Africa: UN - Crippling Debt Keeps Developing Countries Mired in Poverty

Geneva — A new study warns developing countries will have difficulty recovering from the devastating impact of the COVID-19 pandemic without relief from crushing debt burdens keeping them mired in poverty. The U.N. Development Program (UNDP) is releasing the study ahead of next week's World Bank-International Monetary Fund meetings.

The study finds 120 low- and middle-income economies will owe more than $1 trillion in debt service payments this year. It reports 72 countries, classified as vulnerable, are responsible for more than half that accumulated debt.

UNDP administrator Achim Steiner says these 72 countries are facing sovereignty or liquidity challenges that will crowd out important socioeconomic expenditures crucial for the well-being of their people.

"We need bold new mechanisms.

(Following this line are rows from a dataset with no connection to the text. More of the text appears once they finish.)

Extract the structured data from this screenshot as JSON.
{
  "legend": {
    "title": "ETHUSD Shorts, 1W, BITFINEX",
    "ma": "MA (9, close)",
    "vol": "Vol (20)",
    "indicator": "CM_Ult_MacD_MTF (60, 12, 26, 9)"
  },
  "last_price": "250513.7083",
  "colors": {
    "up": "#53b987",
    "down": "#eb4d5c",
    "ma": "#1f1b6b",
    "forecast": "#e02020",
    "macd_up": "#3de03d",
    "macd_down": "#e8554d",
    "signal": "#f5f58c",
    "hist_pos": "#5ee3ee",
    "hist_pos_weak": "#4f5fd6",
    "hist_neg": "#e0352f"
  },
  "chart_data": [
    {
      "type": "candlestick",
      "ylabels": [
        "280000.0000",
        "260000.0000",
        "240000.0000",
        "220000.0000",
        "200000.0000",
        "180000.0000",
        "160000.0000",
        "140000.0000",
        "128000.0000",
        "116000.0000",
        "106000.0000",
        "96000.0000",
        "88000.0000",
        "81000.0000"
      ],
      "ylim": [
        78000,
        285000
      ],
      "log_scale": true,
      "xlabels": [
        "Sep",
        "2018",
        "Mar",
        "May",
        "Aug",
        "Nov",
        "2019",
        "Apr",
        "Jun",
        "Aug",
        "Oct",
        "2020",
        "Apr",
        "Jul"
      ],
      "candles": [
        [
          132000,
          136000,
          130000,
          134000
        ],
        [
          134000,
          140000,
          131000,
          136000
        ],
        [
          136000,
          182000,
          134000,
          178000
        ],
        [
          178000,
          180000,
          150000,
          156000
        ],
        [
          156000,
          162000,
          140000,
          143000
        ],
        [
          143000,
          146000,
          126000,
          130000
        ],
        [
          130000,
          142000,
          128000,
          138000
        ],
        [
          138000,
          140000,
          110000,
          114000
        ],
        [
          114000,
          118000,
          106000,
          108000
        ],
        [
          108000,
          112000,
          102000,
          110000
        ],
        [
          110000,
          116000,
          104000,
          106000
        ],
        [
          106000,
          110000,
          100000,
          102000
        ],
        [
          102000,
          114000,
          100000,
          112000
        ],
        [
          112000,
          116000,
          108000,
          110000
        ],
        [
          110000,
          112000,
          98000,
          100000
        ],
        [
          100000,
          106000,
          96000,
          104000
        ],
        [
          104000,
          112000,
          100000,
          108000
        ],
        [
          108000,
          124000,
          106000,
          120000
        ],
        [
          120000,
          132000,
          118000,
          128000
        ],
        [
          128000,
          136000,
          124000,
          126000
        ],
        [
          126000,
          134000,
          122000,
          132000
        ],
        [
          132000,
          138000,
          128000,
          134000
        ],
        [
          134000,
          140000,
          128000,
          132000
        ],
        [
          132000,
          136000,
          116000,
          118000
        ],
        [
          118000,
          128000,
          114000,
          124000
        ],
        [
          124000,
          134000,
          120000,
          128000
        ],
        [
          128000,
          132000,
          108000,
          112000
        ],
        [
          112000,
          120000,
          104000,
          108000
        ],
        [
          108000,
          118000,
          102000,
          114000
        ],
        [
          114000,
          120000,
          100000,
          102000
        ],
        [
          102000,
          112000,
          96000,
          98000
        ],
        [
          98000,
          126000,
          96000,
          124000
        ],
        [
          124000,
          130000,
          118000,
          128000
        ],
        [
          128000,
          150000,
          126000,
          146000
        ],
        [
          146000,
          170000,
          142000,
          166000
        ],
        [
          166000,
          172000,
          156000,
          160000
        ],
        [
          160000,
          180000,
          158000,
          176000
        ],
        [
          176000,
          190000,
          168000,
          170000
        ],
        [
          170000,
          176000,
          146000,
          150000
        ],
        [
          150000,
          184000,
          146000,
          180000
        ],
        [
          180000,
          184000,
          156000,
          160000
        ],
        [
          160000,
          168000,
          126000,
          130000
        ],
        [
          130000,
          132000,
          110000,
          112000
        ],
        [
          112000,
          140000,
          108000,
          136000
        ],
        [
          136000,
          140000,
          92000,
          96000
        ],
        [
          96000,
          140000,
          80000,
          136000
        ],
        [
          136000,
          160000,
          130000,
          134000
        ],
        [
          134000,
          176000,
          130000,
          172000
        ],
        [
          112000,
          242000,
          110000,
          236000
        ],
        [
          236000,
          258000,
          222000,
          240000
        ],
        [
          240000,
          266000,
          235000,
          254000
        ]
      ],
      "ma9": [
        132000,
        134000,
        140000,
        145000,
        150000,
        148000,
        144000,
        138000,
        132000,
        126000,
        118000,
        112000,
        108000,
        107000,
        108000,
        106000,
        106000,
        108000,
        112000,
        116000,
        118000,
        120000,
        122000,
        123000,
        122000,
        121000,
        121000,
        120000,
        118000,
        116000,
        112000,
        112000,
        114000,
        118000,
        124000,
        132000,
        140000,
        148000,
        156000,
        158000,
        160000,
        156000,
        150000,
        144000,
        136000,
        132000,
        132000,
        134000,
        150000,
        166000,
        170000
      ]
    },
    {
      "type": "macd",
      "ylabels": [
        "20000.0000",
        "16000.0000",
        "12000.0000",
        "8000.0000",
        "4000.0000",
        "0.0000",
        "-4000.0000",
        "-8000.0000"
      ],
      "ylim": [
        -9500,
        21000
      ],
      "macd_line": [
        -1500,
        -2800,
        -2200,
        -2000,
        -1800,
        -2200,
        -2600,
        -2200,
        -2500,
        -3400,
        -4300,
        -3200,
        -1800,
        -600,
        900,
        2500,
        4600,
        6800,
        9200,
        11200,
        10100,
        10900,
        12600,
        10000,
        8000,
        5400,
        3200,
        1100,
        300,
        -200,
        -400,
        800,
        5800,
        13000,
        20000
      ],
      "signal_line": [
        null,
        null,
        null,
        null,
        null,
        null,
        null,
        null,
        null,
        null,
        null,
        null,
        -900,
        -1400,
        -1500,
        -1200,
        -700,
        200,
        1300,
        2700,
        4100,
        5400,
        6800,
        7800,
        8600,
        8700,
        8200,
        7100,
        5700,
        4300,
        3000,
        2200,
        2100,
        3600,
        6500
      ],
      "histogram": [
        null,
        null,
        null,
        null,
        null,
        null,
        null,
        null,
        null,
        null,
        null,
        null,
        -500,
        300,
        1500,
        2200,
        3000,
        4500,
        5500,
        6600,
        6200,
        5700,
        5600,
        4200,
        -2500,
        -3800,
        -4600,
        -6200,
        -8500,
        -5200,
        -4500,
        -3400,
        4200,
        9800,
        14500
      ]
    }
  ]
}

These are urgently needed to help low- and middle-income countries address crippling debt, which has been sharply worsened by COVID-19 and which will prevent vital investments to tackle poverty and climate change for years to come. Investments that we are seeing in a number of wealthier countries now playing out and unfolding. ... The service of public debt crowds out room for these investment in developing countries," he said.

Steiner said most of the advanced economies are looking forward to a rapid recovery from the pandemic this year. However, the same cannot be said for the poorer countries. He said they are facing increasing poverty as COVID-19 continues to wreak havoc with the physical and economic health of their societies.

Steiner said a number of wealthier countries are investing significant amounts of money in stimulus packages to tackle the pandemic and boost their economies. He said similar investments are needed in developing countries, adding they would be transformative.

For example, he said, funding in Africa could help the continent recover from the pandemic based on green energy technology.

"There are, as of this year, still 600 million people on the African continent that have no access to electricity. Nothing would be simpler than to drive their recovery and an energy transition with a significant investment in renewable energy infrastructure -- helping to both accelerate development on the continent and accelerate the transition towards clean energy infrastructure for what will soon be 2 billion people on the African continent by the middle of the century," Steiner said.

UNDP economists say debt distress and vulnerability do not just threaten the poorest countries. They say middle-income countries and small island states also are buckling under heavy debt burdens.

They urge delegates attending next week's World Bank-IMF meeting to agree to provide liquidity support to all seriously indebted countries. Given the magnitude of the crisis, they say a combination of debt restructuring, additional financing and reforms are needed.